Le porte-parole du gouvernement, Remis Fugance Dandjinou : « une délégation du Conseil de sécurité des Nations unies séjournera au Burkina le 24 mars ».

L’hebdomadaire Conseil des ministres s’est tenu, le mercredi 20 mars 2019 à Ouagadougou, sous la direction du président du Faso, Roch Marc Christian Kaboré. La ratification de l’accord sur la Zone de libre-échange commercial africain, la promotion des langues nationales et la relance de la filière anacarde sont les principaux dossiers examinés.

Le gouvernement veut matériali-ser l’un des engagements du président du Faso, Roch Marc Christian Kaboré, sur la valorisation des langues nationales. La question a été débattue, hier mercredi 20 mars 2019 en Conseil des ministres à Kosyam. A l’issue de la rencontre gouvernementale, le ministre de la Communication et des Relations avec le Parlement, Remis Fulgance Dandjinou, a indiqué qu’un projet de loi portant modalité de promotion et d’officialisation des langues au Burkina Faso a été adopté.

De son avis, le texte vise à stimuler le développement du Burkina Faso et à faciliter la cohésion nationale. L’autre sujet qui a intéressé les membres de l’exécutif à ce conseil est l’intégration africaine. Un projet de loi, qui autorise le Burkina Faso à ratifier l’accord portant sur la Zone de libre-échange continentale africaine adoptée à Kigali au Rwanda, le 21 mars 2018, a été conclu. Pour M. Dandjinou, la création de cette zone va permettre une accélération du processus d’intégration du continent, en facilitant la libre circulation des biens et des personnes en développant le commerce interafricain.

A l’écouter, cette zone entrera en vigueur lorsque 22 pays africains l’auront ratifiée et à ce jour 20 Etats l’ont déjà fait.
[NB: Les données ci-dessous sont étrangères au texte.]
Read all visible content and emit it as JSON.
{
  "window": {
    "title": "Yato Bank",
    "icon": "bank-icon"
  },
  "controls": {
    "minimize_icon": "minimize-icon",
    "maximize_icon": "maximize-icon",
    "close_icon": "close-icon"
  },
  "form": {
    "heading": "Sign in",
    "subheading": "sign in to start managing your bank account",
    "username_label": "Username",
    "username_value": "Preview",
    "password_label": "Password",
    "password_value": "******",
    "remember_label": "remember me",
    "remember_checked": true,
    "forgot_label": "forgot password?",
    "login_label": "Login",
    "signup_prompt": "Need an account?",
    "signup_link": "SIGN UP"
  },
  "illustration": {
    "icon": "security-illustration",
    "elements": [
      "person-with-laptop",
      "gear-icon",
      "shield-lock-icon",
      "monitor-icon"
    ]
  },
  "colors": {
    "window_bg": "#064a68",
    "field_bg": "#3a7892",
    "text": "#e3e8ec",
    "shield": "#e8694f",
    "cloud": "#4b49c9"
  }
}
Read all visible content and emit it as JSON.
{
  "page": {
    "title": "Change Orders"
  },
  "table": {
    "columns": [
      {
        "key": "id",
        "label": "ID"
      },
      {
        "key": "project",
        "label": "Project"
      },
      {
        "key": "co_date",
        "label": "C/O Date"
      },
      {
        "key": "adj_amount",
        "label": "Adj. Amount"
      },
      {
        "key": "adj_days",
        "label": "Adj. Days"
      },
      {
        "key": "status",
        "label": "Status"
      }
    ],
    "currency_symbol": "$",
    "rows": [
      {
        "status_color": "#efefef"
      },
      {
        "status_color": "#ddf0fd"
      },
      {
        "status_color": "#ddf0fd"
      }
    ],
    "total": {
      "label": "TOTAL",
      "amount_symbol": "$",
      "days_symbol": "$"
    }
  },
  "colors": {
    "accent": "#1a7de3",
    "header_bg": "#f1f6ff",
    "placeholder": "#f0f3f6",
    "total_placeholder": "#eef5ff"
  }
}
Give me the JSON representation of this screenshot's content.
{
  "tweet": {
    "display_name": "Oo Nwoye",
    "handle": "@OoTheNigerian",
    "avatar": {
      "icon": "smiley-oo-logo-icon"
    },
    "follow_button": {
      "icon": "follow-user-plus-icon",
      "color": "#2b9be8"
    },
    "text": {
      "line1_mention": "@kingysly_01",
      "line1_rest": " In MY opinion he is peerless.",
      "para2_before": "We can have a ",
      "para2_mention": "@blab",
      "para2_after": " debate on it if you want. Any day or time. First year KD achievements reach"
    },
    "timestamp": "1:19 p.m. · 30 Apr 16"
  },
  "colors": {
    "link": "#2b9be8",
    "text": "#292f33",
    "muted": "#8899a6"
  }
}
Dans le domaine de l’agriculture, le Conseil des ministres a adopté un décret portant création du Conseil burkinabè de l’anacarde. Cette denrée est le 3e produit d’exportation du pays avec environ 4,5% des exportations soit près de 37 milliards de FCFA de recettes en 2016.

D’où l’importance pour le Burkina de trouver les moyens pour relancer ce secteur par une sécurisation des revenus des producteurs à travers la garantie d’un prix minimum afin de les encourager dans la production, a expliqué le ministre de la Communication. Outre les trois sujets abordés, les ministres ont eu droit à des communications orales sur quelques sujets d’intérêt. Il s’agit, entre autres, de la visite d’une délégation du Conseil de sécurité des Nations unies, le 24 mars à Ouagadougou, des décrets d’application de la loi sur les cadres de la Police nationale.
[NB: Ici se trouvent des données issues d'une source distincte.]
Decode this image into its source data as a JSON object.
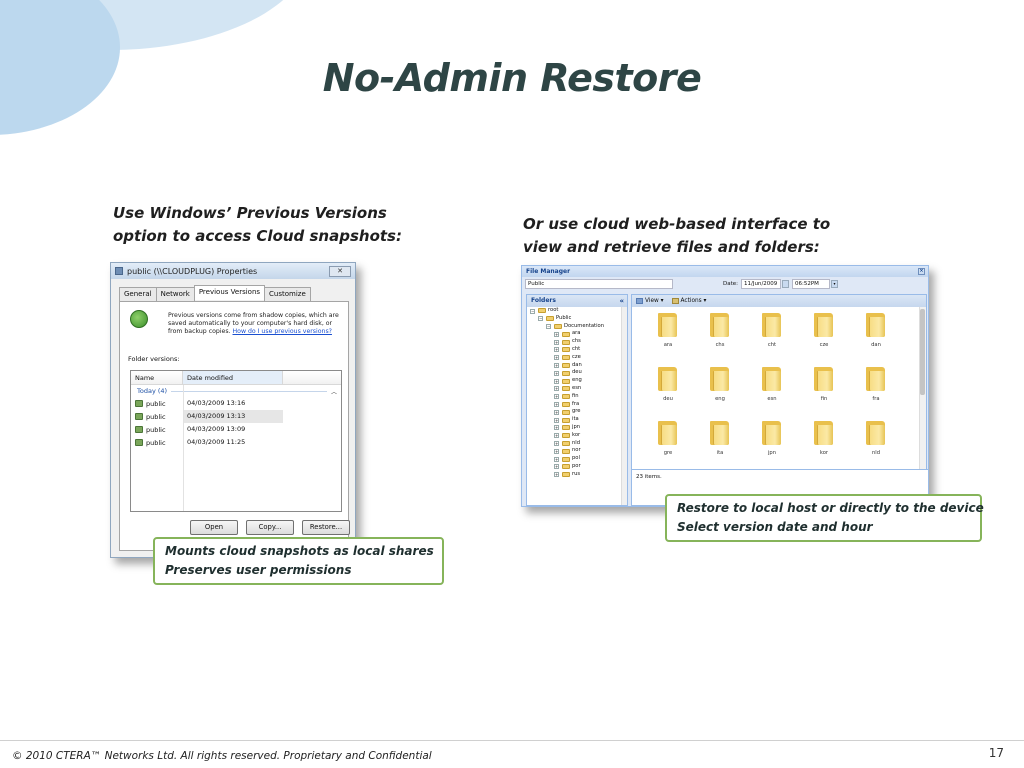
{
  "slide": {
    "title": "No-Admin Restore",
    "left_caption": [
      "Use Windows’ Previous Versions",
      "option to access Cloud snapshots:"
    ],
    "right_caption": [
      "Or use cloud web-based interface to",
      "view and retrieve files and folders:"
    ],
    "left_callout": [
      "Mounts cloud snapshots as local shares",
      "Preserves user permissions"
    ],
    "right_callout": [
      "Restore to local host or directly to the device",
      "Select version date and hour"
    ],
    "footer": "© 2010 CTERA™ Networks Ltd. All rights reserved. Proprietary and Confidential",
    "page_number": "17"
  },
  "win_dialog": {
    "title": "public (\\\\CLOUDPLUG) Properties",
    "close_label": "✕",
    "tabs": [
      "General",
      "Network",
      "Previous Versions",
      "Customize"
    ],
    "active_tab": "Previous Versions",
    "info_text": "Previous versions come from shadow copies, which are saved automatically to your computer's hard disk, or from backup copies.",
    "info_link": "How do I use previous versions?",
    "folder_versions_label": "Folder versions:",
    "columns": [
      "Name",
      "Date modified"
    ],
    "group_label": "Today (4)",
    "rows": [
      {
        "name": "public",
        "date": "04/03/2009 13:16"
      },
      {
        "name": "public",
        "date": "04/03/2009 13:13"
      },
      {
        "name": "public",
        "date": "04/03/2009 13:09"
      },
      {
        "name": "public",
        "date": "04/03/2009 11:25"
      }
    ],
    "selected_row": 1,
    "buttons": {
      "open": "Open",
      "copy": "Copy...",
      "restore": "Restore..."
    }
  },
  "file_manager": {
    "title": "File Manager",
    "path": "Public",
    "date_label": "Date:",
    "date_value": "11/Jun/2009",
    "time_value": "06:52PM",
    "folders_panel_title": "Folders",
    "collapse_label": "«",
    "toolbar": {
      "view": "View ▾",
      "actions": "Actions ▾"
    },
    "tree": [
      {
        "label": "root",
        "depth": 0,
        "exp": "−"
      },
      {
        "label": "Public",
        "depth": 1,
        "exp": "−"
      },
      {
        "label": "Documentation",
        "depth": 2,
        "exp": "−"
      },
      {
        "label": "ara",
        "depth": 3,
        "exp": "+"
      },
      {
        "label": "chs",
        "depth": 3,
        "exp": "+"
      },
      {
        "label": "cht",
        "depth": 3,
        "exp": "+"
      },
      {
        "label": "cze",
        "depth": 3,
        "exp": "+"
      },
      {
        "label": "dan",
        "depth": 3,
        "exp": "+"
      },
      {
        "label": "deu",
        "depth": 3,
        "exp": "+"
      },
      {
        "label": "eng",
        "depth": 3,
        "exp": "+"
      },
      {
        "label": "esn",
        "depth": 3,
        "exp": "+"
      },
      {
        "label": "fin",
        "depth": 3,
        "exp": "+"
      },
      {
        "label": "fra",
        "depth": 3,
        "exp": "+"
      },
      {
        "label": "gre",
        "depth": 3,
        "exp": "+"
      },
      {
        "label": "ita",
        "depth": 3,
        "exp": "+"
      },
      {
        "label": "jpn",
        "depth": 3,
        "exp": "+"
      },
      {
        "label": "kor",
        "depth": 3,
        "exp": "+"
      },
      {
        "label": "nld",
        "depth": 3,
        "exp": "+"
      },
      {
        "label": "nor",
        "depth": 3,
        "exp": "+"
      },
      {
        "label": "pol",
        "depth": 3,
        "exp": "+"
      },
      {
        "label": "por",
        "depth": 3,
        "exp": "+"
      },
      {
        "label": "rus",
        "depth": 3,
        "exp": "+"
      }
    ],
    "grid_items": [
      "ara",
      "chs",
      "cht",
      "cze",
      "dan",
      "deu",
      "eng",
      "esn",
      "fin",
      "fra",
      "gre",
      "ita",
      "jpn",
      "kor",
      "nld",
      "",
      "",
      "",
      "",
      ""
    ],
    "status": "23 items."
  },
  "colors": {
    "title": "#2e4545",
    "callout_border": "#86b45a",
    "deco_blue": "#bcd8ee"
  }
}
La mission onu-sienne aura, selon le porte-voix de l’exécutif, une séance de travail avec certains acteurs, les organisations de la société civile, le système des Nations unies au Burkina, le gouvernement et le chef de l’Etat burki-nabè. Concernant la loi sur les cadres de la Police nationale, Remis Fugance Dandjinou a signifié que des orientations ont été données aux ministres porteurs du dossier afin que le gouvernement puisse respecter le délai du 8 avril qu’il s’est fixé pour adopter les décrets d’application.